President-elect Donald Trump and education secretary nominee Betsy DeVos. (Carolyn Kaster/Associated Press)

Rahm Emanuel, a Democrat, is mayor of Chicago. He served as White House chief of staff from 2009 to 2010.

By nominating voucher and charter school advocate Betsy DeVos to be his education secretary, President-elect Donald Trump has ignited another round of debate over school choice. Yet as cable-news talking heads argue about whether or what kind of school reform is needed in the United States, parents are having a different discussion at the kitchen table — one based on finding the best school, not whether it’s a “reform” school.

Promoting choice at the expense of quality isn’t an education strategy, it’s a political agenda. Rather, those of us creating education policy need to simply focus on providing the quality choices that students deserve.

We have seen successes when choice and quality have been pursued together. Some public charter schools, such as the Noble Network and Urban Prep in Chicago, have boosted graduation rates and increased college enrollment for low-income students of color. Noble’s graduation rate is above 80 percent, and 100 percent of Urban Prep’s 2016 graduates were college-bound.

Despite charter success stories such as these, however, most children will continue to enroll in their local neighborhood school. We need to ensure that those schools are providing a high-quality education, too.

In the Chicago Public Schools, we implemented the largest expansion in school time — lengthening the school day and expanding the school year by 10 days. We made full-day kindergarten universal and conducted an early-learning race-to-the-top competition to reward the best providers and removed those not meeting quality standards. We closed low-performing schools, turned around failing ones and dramatically expanded successful educational models such as International Baccalaureate (IB) and STEM.

Our graduation rate has grown by 16 points since 2011, more than three times faster than the growth in the national rate. Chicago’s eighth-graders led large urban districts in math growth, while our fourth-graders ranked third in reading gains. And with 42 percent of graduates enrolling in four-year colleges and an additional 20 percent enrolling in two-year colleges, CPS is on par with the national average for college enrollment despite a student body that is more than 80 percent low-income and minority.

But to continue this progress, those of us on the front lines need partners at the state and federal levels who are focused on quality. Previous Republican administrations sounded the alarm on educational quality, prompting renewed focus on stronger accountability. Democratic administrations pushed higher standards. The incoming Trump administration would be wise to focus on qualitative choices in four ways.

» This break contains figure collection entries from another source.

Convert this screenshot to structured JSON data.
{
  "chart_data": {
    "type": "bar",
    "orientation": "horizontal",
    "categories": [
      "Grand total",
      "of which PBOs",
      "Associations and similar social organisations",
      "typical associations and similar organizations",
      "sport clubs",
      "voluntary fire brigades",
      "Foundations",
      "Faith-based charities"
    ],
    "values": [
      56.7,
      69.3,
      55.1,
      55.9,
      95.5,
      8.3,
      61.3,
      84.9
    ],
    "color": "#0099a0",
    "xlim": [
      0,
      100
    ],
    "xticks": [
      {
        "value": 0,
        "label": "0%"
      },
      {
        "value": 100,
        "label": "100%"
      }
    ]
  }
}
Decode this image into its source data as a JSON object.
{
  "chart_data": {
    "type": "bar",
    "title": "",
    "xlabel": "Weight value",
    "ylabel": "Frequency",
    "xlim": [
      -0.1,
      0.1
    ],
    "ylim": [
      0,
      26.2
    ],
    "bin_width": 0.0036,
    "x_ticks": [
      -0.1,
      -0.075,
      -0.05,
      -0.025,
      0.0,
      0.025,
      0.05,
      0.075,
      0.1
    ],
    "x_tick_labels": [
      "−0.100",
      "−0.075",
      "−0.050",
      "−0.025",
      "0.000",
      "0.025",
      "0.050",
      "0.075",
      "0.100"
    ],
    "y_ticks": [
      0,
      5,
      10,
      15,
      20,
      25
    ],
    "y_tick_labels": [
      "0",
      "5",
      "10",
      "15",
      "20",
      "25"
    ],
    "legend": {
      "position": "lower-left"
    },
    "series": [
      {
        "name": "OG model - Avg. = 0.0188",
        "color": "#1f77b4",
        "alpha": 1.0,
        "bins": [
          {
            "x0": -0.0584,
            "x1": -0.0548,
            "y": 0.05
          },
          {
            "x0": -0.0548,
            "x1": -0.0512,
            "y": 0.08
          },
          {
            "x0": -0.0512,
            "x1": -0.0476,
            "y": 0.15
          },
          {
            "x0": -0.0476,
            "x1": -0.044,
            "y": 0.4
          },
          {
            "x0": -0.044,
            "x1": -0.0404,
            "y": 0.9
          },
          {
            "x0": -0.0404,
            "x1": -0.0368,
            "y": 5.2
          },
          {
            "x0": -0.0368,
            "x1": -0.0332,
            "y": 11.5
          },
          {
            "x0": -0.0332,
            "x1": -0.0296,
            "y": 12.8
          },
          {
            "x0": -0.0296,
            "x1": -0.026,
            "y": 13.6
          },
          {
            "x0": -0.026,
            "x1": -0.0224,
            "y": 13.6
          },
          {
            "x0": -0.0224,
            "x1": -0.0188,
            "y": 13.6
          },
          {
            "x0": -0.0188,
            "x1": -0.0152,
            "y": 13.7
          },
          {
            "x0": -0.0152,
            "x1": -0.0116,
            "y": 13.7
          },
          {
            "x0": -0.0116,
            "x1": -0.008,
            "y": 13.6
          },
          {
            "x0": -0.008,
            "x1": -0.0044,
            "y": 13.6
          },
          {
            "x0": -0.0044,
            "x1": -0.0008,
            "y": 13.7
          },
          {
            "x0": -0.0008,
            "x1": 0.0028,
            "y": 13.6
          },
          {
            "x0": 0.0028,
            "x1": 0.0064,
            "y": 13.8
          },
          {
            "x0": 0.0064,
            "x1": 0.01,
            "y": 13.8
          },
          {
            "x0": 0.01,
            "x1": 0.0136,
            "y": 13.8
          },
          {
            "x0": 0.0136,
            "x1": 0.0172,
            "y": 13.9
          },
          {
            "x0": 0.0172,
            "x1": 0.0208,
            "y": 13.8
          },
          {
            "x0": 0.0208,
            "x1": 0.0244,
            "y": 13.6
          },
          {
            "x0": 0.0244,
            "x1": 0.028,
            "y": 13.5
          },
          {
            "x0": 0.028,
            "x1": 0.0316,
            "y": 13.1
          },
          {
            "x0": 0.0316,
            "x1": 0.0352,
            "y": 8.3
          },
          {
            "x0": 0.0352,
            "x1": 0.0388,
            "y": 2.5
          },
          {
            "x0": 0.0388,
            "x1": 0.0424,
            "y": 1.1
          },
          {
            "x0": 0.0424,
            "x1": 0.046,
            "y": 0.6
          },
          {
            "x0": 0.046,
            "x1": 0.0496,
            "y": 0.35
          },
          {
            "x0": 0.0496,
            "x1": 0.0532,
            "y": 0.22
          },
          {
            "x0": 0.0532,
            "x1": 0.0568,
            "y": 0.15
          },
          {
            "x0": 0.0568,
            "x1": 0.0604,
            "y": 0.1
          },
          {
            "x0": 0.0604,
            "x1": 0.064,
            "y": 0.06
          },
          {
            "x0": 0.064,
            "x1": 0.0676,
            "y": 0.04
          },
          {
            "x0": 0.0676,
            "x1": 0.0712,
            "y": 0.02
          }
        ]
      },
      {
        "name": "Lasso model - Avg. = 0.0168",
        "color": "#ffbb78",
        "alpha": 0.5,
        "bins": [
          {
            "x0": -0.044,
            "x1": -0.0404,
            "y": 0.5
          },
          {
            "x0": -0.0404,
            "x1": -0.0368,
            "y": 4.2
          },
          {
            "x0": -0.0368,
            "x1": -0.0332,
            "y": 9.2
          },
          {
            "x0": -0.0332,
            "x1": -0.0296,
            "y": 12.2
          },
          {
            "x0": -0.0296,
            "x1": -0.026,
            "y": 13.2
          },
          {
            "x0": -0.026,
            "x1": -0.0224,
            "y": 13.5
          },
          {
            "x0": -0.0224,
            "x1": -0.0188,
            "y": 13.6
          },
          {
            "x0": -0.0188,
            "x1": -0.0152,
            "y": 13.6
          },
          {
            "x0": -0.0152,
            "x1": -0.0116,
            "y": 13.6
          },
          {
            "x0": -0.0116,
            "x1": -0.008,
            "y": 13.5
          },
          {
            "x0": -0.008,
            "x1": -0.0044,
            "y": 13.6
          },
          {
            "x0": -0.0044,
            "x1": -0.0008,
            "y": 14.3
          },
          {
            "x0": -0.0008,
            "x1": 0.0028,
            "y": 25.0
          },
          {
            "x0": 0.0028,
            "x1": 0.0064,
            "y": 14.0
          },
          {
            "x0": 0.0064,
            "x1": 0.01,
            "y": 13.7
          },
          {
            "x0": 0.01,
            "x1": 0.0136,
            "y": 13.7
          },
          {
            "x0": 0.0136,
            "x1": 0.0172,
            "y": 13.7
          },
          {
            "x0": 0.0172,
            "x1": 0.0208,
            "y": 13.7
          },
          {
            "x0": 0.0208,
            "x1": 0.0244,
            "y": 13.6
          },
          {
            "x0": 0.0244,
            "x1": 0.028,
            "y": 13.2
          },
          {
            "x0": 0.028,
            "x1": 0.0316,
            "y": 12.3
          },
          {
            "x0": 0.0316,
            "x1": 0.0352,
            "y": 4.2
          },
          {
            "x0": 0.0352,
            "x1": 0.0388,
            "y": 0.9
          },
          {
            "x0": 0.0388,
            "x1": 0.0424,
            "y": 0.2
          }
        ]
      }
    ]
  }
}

Put principals first: For too long the debate has been focused on teachers, but principals drive the standards and accountability in a school. The Trump administration should support efforts to increase principal quality, from creating training pipelines to rewarding strong performance. In Chicago, we partnered with 10 universities to train the next generation of principals and place them in year-long fellowships in our schools, and launched a program to provide our best principals more freedom to innovate.

Make the early years count: Children start dropping out of school in third grade, which is why the early years are the most important. We expanded full-day pre-K in Chicago by more than 60 percent. An analysis of CPS programs proved the value, finding that children who attend full-day preschool enter kindergarten twice as likely to read at grade level. The Trump administration should make universal full-day prekindergarten a priority and make quality a prerequisite for receiving funding.

Fight the toughest battle: The toughest nut for urban school districts to crack is high school, but again, investing in quality is the key. While we have backed quality charter options in Chicago, we have also invested in quality through magnet, military, IB and STEM schools to the point that 50 percent of our kids attend one of these models. IB and STEM programs in particular are proven to raise graduation and college enrollment rates for students of all racial and income backgrounds. In fact, our IB-enrolled students boast a nearly 100 percent graduation rate, and 81 percent enroll in college, a higher rate than their peers.

Failure is not an option: Children get only one chance at a good education. We closed failing charter and neighborhood schools and expanded those with higher quality. The incoming presidential administration should promote proven programs to turn around failing schools. In Chicago, in partnership with the Academy for Urban School Leadership, we worked to turn around 14 failing schools. Today, roughly 80 percent of these schools have attained high-performing quality ratings.

Instead of chasing another Washington debate about choice that goes nowhere, let’s work together to help Americans get ahead by investing in better schools regardless of who operates them.